The first presentation at this symposium described how fat deposits in the liver lead to insulin resistance. We have known for years that “central obesity” is a risk factor for Type 2 diabetes. Remember the warnings that fat in an “apple” pattern is worse for us than fat in a “pear” pattern?. But it isn’t that subcutaneous fat (fat deposited below the skin) that’s really bad for us, rather it is fat inside the abdominal cavity, called visceral fat, that increases our risk for heart disease, stroke, and type 2 diabetes. Now we know that the worst fat may be the fat that gets deposited in our organs—fat in our liver cells, fat in our muscle cells, and maybe, fat deposited in our heart cells.
Protecting the beta cells
Another presenter on this first day of the ADA meetings talked about the toxic effect of excess fat on the beta cells. The beta cells are the cells that produce insulin, the major regulator of blood sugar and other important aspects of our metabolism. It turns out that fat is toxic to beta cells when there is also high blood sugar (blood glucose) levels. This condition is known as “glucolipotoxicity” (translation: toxicity because of combined high glucose and high-fat concentrations in the blood). This is one of the reasons why people with type 2 diabetes, who initially produce very high levels of insulin to compensate for their insulin resistance, ultimately lose their ability to secrete enough insulin to keep blood sugars normal. It occurs because the beta cells are poisoned and die (called “apoptosis” – pronounced “a-pop-toe-sis“) due to high glucose and lipid levels. Some clinicians refer to this process as “burning out the beta cells.”

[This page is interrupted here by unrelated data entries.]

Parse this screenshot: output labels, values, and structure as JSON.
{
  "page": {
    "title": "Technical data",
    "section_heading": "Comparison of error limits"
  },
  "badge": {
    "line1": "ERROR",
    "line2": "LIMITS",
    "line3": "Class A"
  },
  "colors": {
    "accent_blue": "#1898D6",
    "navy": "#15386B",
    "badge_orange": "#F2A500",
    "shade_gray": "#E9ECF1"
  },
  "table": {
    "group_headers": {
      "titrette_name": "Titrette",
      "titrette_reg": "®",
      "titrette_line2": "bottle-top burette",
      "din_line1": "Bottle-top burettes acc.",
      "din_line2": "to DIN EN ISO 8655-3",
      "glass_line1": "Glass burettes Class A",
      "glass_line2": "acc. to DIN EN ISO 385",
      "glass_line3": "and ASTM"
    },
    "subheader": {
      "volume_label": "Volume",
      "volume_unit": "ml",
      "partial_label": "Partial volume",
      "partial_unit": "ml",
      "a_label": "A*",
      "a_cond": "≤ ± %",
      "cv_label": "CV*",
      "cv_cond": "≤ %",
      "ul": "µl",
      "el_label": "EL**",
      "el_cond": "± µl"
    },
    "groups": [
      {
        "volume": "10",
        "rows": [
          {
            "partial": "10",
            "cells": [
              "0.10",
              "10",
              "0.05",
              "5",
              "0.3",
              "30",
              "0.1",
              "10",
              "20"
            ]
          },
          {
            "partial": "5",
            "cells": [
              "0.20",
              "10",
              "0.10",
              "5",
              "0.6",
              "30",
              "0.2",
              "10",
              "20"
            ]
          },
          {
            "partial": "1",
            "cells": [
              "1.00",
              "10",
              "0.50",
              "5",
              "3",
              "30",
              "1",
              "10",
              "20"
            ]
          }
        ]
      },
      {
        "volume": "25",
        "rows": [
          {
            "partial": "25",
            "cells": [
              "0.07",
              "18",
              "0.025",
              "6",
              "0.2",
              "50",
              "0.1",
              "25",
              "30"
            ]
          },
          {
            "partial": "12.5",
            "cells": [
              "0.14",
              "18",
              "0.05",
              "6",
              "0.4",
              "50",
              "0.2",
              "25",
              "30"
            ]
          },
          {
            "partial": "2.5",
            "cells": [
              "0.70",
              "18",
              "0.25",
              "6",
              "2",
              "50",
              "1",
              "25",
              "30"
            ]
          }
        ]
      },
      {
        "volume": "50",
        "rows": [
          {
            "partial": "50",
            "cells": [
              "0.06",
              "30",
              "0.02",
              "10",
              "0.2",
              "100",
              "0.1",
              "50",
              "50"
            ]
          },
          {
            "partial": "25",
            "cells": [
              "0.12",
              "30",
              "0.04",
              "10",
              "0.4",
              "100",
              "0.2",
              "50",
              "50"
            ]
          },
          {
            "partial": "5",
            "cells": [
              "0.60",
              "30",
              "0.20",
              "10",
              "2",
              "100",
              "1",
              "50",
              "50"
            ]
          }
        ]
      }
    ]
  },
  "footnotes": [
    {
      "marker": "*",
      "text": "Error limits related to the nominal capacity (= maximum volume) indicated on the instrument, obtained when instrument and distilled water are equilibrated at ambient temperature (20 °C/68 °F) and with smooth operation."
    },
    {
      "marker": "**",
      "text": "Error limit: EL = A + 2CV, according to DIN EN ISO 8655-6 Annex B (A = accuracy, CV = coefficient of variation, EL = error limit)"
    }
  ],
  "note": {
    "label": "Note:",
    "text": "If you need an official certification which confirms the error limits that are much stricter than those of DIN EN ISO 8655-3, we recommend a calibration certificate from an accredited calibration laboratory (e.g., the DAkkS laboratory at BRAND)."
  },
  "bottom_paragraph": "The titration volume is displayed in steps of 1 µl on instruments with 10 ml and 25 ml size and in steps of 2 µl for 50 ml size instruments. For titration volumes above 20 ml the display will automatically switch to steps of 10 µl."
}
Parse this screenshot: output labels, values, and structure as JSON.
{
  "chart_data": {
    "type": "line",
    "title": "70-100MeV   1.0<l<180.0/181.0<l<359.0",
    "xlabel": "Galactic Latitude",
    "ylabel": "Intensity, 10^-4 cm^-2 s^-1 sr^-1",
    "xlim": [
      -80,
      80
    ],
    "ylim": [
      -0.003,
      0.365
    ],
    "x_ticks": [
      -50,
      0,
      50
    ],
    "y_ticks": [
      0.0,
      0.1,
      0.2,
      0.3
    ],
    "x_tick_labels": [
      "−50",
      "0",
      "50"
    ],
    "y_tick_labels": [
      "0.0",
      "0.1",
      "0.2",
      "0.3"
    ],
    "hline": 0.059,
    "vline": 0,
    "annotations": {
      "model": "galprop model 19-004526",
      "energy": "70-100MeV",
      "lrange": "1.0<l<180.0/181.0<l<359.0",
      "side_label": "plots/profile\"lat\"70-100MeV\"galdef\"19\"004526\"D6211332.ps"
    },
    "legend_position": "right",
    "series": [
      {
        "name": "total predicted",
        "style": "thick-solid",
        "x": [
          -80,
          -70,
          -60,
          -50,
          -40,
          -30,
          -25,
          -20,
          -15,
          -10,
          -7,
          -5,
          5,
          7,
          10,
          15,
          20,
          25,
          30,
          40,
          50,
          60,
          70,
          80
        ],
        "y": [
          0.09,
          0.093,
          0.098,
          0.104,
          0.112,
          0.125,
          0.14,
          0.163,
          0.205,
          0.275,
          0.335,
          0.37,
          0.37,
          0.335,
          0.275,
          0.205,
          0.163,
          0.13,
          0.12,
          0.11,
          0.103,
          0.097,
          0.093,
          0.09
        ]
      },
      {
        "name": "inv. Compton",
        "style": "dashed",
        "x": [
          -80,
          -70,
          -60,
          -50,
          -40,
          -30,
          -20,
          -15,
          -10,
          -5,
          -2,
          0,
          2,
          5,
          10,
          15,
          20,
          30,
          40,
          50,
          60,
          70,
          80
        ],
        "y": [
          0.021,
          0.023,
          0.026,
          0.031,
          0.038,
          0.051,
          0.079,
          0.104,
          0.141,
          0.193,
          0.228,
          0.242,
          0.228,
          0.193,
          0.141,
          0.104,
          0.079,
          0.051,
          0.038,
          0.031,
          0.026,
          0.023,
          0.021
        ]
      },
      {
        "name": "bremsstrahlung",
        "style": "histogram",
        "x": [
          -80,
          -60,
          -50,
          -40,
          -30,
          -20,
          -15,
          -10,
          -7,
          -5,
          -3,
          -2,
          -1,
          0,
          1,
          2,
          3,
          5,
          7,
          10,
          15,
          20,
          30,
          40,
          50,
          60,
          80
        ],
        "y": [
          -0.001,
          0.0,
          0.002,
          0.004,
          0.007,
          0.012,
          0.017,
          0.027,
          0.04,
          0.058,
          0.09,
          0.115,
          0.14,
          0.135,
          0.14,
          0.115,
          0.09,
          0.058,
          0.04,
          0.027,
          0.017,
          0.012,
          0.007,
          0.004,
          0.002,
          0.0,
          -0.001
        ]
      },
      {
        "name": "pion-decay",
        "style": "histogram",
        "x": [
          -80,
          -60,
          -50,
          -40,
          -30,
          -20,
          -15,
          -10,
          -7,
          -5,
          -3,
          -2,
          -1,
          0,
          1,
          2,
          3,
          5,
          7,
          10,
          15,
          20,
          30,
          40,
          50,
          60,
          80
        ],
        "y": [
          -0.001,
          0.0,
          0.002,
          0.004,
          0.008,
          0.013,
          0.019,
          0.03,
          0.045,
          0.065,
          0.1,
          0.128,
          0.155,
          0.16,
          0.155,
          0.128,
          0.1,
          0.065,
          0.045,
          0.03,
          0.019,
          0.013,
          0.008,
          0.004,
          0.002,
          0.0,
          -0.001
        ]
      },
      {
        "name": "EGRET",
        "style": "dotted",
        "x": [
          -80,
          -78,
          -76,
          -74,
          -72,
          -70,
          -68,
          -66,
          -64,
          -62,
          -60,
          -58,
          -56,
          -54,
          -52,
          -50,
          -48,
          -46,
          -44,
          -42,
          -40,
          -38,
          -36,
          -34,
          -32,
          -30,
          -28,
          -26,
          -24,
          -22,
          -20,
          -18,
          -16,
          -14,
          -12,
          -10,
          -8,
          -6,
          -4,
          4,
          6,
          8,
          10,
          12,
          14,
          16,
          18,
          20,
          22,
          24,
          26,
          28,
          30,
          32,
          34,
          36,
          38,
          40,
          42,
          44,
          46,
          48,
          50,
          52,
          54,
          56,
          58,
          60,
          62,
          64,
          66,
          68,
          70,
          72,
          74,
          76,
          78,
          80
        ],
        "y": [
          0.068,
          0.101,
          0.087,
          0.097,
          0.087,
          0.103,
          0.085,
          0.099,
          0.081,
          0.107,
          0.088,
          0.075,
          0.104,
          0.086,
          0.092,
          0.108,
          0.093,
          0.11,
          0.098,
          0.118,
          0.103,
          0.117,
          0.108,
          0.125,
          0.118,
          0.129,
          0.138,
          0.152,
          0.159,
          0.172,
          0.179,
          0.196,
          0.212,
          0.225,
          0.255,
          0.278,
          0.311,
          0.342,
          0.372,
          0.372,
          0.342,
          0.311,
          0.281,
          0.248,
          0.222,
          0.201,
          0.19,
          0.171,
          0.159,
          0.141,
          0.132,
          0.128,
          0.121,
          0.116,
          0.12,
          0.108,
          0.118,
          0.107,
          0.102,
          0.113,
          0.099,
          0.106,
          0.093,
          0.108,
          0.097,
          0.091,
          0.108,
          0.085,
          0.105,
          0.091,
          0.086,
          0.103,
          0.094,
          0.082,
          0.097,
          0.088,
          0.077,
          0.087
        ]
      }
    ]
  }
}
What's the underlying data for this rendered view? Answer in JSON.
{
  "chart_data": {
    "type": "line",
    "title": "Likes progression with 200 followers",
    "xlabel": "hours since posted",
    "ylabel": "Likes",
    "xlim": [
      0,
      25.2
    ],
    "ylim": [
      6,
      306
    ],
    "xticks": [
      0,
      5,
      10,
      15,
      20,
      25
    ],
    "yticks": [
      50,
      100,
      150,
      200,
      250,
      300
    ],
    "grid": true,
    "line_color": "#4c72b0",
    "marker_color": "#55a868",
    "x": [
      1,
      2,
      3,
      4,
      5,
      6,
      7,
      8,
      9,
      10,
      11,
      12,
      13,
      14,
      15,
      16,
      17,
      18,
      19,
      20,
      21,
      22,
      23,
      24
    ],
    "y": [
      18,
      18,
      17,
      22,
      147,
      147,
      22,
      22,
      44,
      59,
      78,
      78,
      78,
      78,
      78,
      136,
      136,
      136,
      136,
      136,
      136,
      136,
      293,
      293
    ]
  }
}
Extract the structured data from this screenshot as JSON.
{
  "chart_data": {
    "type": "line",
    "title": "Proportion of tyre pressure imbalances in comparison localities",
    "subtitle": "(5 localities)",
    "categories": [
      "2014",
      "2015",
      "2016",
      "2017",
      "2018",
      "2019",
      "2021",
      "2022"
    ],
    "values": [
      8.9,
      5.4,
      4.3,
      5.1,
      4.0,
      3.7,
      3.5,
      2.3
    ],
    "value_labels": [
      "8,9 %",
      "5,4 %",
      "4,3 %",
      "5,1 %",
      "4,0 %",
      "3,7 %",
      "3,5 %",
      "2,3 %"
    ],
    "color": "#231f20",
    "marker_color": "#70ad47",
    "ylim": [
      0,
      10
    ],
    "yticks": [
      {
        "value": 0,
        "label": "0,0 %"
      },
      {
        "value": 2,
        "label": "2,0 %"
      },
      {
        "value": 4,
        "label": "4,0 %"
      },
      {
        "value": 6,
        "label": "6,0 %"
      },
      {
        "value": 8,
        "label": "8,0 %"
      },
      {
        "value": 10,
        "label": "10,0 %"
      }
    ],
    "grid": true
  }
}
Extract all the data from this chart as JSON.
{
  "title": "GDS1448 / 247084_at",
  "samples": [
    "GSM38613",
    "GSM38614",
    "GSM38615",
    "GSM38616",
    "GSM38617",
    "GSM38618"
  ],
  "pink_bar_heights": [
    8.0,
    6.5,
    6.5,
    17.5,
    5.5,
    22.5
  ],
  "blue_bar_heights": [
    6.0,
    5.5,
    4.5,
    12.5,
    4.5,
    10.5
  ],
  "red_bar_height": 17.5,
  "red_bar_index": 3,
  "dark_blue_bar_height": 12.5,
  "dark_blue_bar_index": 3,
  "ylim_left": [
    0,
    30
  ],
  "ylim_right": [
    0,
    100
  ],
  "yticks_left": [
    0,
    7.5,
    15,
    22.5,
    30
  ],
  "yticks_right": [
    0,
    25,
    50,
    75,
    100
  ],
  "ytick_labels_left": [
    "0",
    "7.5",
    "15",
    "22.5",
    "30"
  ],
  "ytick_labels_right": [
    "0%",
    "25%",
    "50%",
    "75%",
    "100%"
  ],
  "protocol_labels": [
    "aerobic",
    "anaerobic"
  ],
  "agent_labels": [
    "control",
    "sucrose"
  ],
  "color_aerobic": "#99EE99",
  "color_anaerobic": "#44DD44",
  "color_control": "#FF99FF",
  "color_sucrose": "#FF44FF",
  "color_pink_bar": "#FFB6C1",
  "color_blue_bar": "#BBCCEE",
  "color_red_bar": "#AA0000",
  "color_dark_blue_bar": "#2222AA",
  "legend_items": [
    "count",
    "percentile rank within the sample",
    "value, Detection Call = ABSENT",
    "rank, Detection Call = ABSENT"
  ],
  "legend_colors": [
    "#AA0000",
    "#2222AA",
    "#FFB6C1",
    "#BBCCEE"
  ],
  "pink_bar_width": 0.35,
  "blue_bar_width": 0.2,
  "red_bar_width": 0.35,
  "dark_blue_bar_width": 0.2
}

Loss of beta cells can lead to someone with type 2 diabetes having to take insulin shots, instead of blood glucose lowering pills, to control their blood sugars. The information in this presentation provides a compelling reason for everyone with type 2 diabetes to do their best to keep their glucose and lipid levels in good control with diet, exercise, glucose-lowering, and lipid-lowering medications. Here’s the mantra:
“Beta cells are our friends. Let’s save them as long as we can!”
Fat in your muscles
The last presentation of this symposium discussed the effects of exercise on deposits of fat in muscle cells. Obesity and type 2 diabetes is associated with deposits of large globules of fat in muscles. Fat in muscles leads to those cells becoming resistant to insulin. Exercise decreases the size of fat globules in muscle cells and is associated with improved muscle cell sensitivity to insulin.
Insulin resistant people who have fat deposits in the cells of key organs improve their sensitivity to insulin when they diet, lose weight, and decrease the fat inside of their cells. So new news: Fat in the wrong places is bad for us. Not so new news: Weight loss and exercise can reverse many of the adverse effects related to central obesity.